Kultiviert, jawohl. Das musste er gewesen sein. Vladimir begutachtete den Mann, der ihm den Vormittag verdarb. Er hatte ein breites slawisches (also nicht jüdisches) Gesicht mit spinnennetzartigen Falten, die so tief waren, als hätte man sie mit dem Taschenmesser eingeritzt. Buschige Breshnewbrauen wucherten vor seiner Stirn. In der geographischen Mitte seiner Birne ankerte eine kleine, immer noch blonde Fluseninsel. «Wir haben also telefoniert, eh?», sagte Vladimir im wurstigen Ton der sowjetischen Bürokratie. Er war ein großer Fan der Silbe «eh».
«Und wie!», rief der Alte begeistert.
«Und was habe ich zu Ihnen gesagt, eh?»
«Du hast gesagt, ich soll vorbeikommen. Miss Harosset hat gesagt, ich soll vorbeikommen. Der Ventilator hat gesagt, ich soll vorbeikommen. Also habe ich die Fünfer-U-Bahn nach Bowling Green genommen, wie du gesagt hast.» Er wirkte ausgesprochen zufrieden mit sich.
Vladimir machte probeweise einen Schritt zurück Richtung Büro. Der Wachmann nahm seinen Posten wieder ein, knöpfte das Hemd zu und murmelte in seiner Muttersprache vor sich hin. Trotzdem, irgendetwas fehlte noch. Fassen wir zusammen: wütender Slawe, gedemütigter Wachmann, schlechtbezahlter, absurder Job, vergeudete Jugend, Sexnacht mit Challah. Ach ja. «Welcher Ventilator?», fragte Vladimir.
«Na, der im Schlafzimmer», sagte der Mensch und verdrehte die Augen ob der überflüssigen Frage. «Ich habe zwei Ventilatoren.»
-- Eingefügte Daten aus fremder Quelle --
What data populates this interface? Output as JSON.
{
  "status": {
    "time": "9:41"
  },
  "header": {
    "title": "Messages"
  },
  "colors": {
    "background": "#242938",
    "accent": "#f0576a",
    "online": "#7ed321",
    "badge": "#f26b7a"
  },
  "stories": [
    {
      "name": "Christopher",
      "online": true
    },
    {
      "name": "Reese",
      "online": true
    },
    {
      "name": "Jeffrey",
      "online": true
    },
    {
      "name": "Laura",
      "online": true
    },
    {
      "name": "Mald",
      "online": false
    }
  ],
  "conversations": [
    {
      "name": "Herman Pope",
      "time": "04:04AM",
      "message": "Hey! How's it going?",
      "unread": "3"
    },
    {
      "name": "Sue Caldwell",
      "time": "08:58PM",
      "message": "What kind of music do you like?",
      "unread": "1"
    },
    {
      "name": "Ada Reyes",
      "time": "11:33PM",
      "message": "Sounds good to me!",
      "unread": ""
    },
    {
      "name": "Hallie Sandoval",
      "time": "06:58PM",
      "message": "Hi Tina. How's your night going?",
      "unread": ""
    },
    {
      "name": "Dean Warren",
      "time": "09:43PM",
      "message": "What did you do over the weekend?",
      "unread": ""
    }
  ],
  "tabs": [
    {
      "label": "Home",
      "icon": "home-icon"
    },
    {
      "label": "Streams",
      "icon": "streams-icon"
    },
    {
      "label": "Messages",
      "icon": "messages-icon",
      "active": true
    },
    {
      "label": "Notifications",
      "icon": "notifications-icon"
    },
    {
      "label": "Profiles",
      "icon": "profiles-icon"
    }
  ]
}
«Der Ventilator hat gesagt, Sie sollen vorbeikommen», sagte Vladimir. Und zwei Ventilatoren hat er. Mit einem Mal erkannte Vladimir, dass das kein Problemklient war. Sondern ein Spaßklient. Ein völlig durchgeknallter Klient. So einer, der einen morgens in Schwung brachte und den ganzen Tag munter und bei Laune hielt. «Hören Sie», sagte Vladimir zu dem Ventilatormann. «Gehen wir doch in mein Büro, dort können Sie mir alles erzählen.»
«Bravo, junger Mann!» Der Ventilatormann machte seinem vormaligen Opfer, dem Wachmann, das Victory-Zeichen und humpelte ins Büro, wo er sich auf einem der kalten Plastikstühle niederließ. Umständlich nahm er den monströsen grünen Rucksack ab.
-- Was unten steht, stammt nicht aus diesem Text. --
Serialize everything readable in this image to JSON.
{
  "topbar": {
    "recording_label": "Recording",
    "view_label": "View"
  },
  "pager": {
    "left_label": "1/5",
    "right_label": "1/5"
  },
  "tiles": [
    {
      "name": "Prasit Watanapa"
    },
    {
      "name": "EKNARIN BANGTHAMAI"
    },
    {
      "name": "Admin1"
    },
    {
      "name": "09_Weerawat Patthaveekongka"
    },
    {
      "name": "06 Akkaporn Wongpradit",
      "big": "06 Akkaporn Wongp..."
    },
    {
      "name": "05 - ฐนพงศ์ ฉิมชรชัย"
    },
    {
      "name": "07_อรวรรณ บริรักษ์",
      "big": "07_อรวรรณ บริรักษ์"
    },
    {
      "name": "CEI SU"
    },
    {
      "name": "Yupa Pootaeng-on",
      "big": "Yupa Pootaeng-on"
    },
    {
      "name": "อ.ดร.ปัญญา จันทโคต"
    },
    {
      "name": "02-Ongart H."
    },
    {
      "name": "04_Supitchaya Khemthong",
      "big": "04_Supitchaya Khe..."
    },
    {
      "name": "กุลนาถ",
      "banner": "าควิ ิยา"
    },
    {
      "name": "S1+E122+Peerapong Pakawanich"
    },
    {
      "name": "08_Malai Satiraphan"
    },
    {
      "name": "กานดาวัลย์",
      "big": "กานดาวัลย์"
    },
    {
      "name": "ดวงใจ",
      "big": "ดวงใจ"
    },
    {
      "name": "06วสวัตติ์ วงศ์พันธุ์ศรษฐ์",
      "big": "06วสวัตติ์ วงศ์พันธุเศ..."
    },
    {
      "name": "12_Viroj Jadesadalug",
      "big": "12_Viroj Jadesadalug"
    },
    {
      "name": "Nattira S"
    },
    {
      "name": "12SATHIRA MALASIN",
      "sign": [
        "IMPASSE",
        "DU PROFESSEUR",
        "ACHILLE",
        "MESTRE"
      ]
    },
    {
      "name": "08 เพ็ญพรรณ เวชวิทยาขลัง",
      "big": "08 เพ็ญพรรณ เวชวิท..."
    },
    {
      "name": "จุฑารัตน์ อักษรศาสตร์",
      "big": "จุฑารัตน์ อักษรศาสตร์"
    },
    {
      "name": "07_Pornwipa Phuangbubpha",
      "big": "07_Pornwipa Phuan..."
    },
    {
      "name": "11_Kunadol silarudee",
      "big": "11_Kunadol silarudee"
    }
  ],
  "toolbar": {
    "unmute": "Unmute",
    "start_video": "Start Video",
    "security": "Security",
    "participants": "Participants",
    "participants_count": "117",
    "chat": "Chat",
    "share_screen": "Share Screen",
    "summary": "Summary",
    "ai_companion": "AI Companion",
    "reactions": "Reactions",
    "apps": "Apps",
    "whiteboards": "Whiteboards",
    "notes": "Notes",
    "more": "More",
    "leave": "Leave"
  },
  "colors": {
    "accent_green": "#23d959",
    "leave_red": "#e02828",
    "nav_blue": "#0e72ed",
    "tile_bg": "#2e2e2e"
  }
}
«Also, wie heißen Sie? Damit fangen wir mal an.»
«Rybakow», sagte der Ventilatormann. «Alexander. Oder einfach Alex.»
«Bitte erzählen Sie mir doch von sich. Sie sind –»
«Psychotiker», sagte Rybakow. Zur Bestätigung zuckten seine überdimensionalen Augenbrauen, und er lächelte in falscher Bescheidenheit, wie ein Schulkind, das zum Berufsberatungstag seinen Astronautenvater mitbringt.
«Psychotiker!», sagte Vladimir und machte ein möglichst aufmunterndes Gesicht. Bei den verrückten Russen war es nicht unüblich, dass sie ihm prompt ihre Diagnose mitlieferten; manche behandelten sie fast wie einen Beruf oder eine Berufung. «Und das haben Sie schriftlich?»
«Nicht nur einmal. Ich stehe auch jetzt unter Beobachtung», sagte Mr. Rybakow und spähte unter Vladimirs Schreibtisch. «Schließlich habe ich sogar in der New York Times einen Brief an den Präsidenten geschrieben.»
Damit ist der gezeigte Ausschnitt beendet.